Idols
Paul Newman, Philanthropist first Screen Icon second
Those lips, those eyes, that salad dressing: sometimes Paul Newman seemed too good to be true. A handsome, talented, devoted family man with a social conscience who used his fame for the greater good, it would seem to some that Paul Newman had no flaws. Hence the irony: his greatest roles have embraced extreme human fallibility.
Throughout his career Newman excelled at portraying the emotional outsider – men who through choice or circumstance walk the down side of life. From the wandering “barn burner” in The Long Hot Summer (1958) to the small-town handyman struggling to keep his family together in Nobody’s Fool (1994),
Newman’s onscreen appeal stemmed from the nobility he invested in men who would otherwise be thought of as losers.
Acting was something Newman drifted into after growing up in Ohio, where he was born in 1925. Naturally athletic and rather “rambunctious”, he enlisted in the Navy during WWII to become an aviator, but those famous blue eyes turned out to be color blind, so he spent the duration as a radio operator.
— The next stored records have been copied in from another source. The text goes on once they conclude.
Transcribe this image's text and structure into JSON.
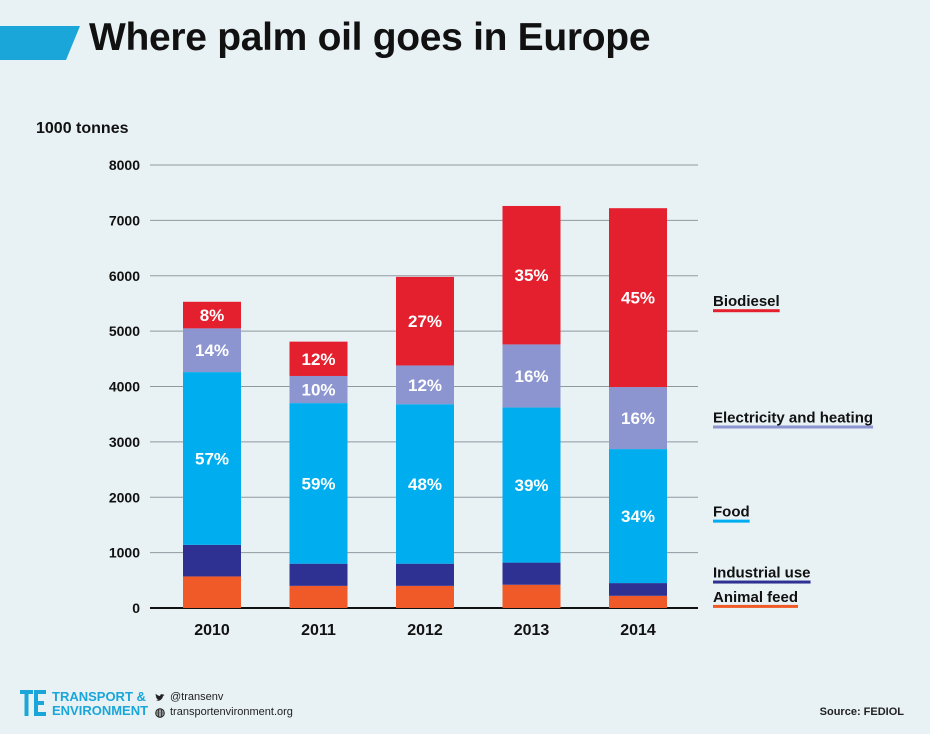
{
  "header": {
    "title": "Where palm oil goes in Europe"
  },
  "chart_data": {
    "type": "bar",
    "stacked": true,
    "ylabel": "1000 tonnes",
    "ylim": [
      0,
      8000
    ],
    "yticks": [
      0,
      1000,
      2000,
      3000,
      4000,
      5000,
      6000,
      7000,
      8000
    ],
    "categories": [
      "2010",
      "2011",
      "2012",
      "2013",
      "2014"
    ],
    "grid": true,
    "legend_position": "right",
    "series": [
      {
        "name": "Animal feed",
        "color": "#f05a28",
        "values": [
          570,
          400,
          400,
          420,
          220
        ],
        "labels": [
          "",
          "",
          "",
          "",
          ""
        ]
      },
      {
        "name": "Industrial use",
        "color": "#2e3192",
        "values": [
          570,
          400,
          400,
          400,
          230
        ],
        "labels": [
          "",
          "",
          "",
          "",
          ""
        ]
      },
      {
        "name": "Food",
        "color": "#00aeef",
        "values": [
          3120,
          2900,
          2880,
          2800,
          2420
        ],
        "labels": [
          "57%",
          "59%",
          "48%",
          "39%",
          "34%"
        ]
      },
      {
        "name": "Electricity and heating",
        "color": "#8c95d0",
        "values": [
          790,
          490,
          700,
          1140,
          1120
        ],
        "labels": [
          "14%",
          "10%",
          "12%",
          "16%",
          "16%"
        ]
      },
      {
        "name": "Biodiesel",
        "color": "#e4202e",
        "values": [
          480,
          620,
          1600,
          2500,
          3230
        ],
        "labels": [
          "8%",
          "12%",
          "27%",
          "35%",
          "45%"
        ]
      }
    ],
    "legend": [
      {
        "label": "Biodiesel",
        "color": "#e4202e",
        "value": 5450
      },
      {
        "label": "Electricity and heating",
        "color": "#8c95d0",
        "value": 3350
      },
      {
        "label": "Food",
        "color": "#00aeef",
        "value": 1650
      },
      {
        "label": "Industrial use",
        "color": "#2e3192",
        "value": 550
      },
      {
        "label": "Animal feed",
        "color": "#f05a28",
        "value": 110
      }
    ]
  },
  "footer": {
    "brand_line1": "TRANSPORT &",
    "brand_line2": "ENVIRONMENT",
    "twitter": "@transenv",
    "website": "transportenvironment.org",
    "source": "Source: FEDIOL"
  },
  "colors": {
    "accent": "#1aa6d9",
    "background": "#e8f1f4"
  }
}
Newman gradually drifted towards acting as a profession, eventually studying at the Yale School of Drama and later, at the Actor’s Studio in New York.
Live television was in its heyday in the early 1950s, and New York was the epicenter, the perfect place for a handsome, charismatic newcomer to hone his craft. Newman worked steadily on TV before a noticeable Broadway debut in “Picnic” in 1953. Hollywood snapped up the “new Brando,” lusting after his remarkable looks and strong stage presence. But Newman considered his screen debut in The Silver Chalice (1954) so awful he took out a full page ad in the trade papers apologizing for his performance. He rebounded with his portrayal of hoodlum-turned-boxer Rocky Graciano in Somebody Up There Likes Me, and before long was the hottest property in Hollywood.
Through wise script choices and fearless talent, Newman appeared in some of the seminal movies of the 1960’s, and 1970’s including The Hustler (1961), Hud (1963), Cool Hand Luke (1967), Butch Cassidy and the Sundance Kid (1969), The Sting (1973), The Towering Inferno (1974) and Slap Shot (1977). He continued to turn in strong performances throughout the 1980s, playing a boozy ambulance chaser to great acclaim in The Verdict (1982) and finally capturing the long elusive Oscar® for his return to the screen as pool shark Fast Eddie Felson in The Color of Money (1986). In the 1960s Newman also began directing the occasional project, usually starring his wife, Joanne Woodward, whom he married in 1958.
A longtime resident of Westport, Connecticut, Newman devoted nearly as much time to charity as he had to his career. He and Woodward established the Hole-in-the-Wall Gang Camp for terminally ill children, and the anti-drug Scott Newman Foundation, named in memory of Newman’s only son, who died of an accidental drug overdose in 1978. Through his “Newman’s Own” line of food products, Newman donated more than $100 million to countless charities.
Newman died from lung cancer September 26, 2008 at the age of 83.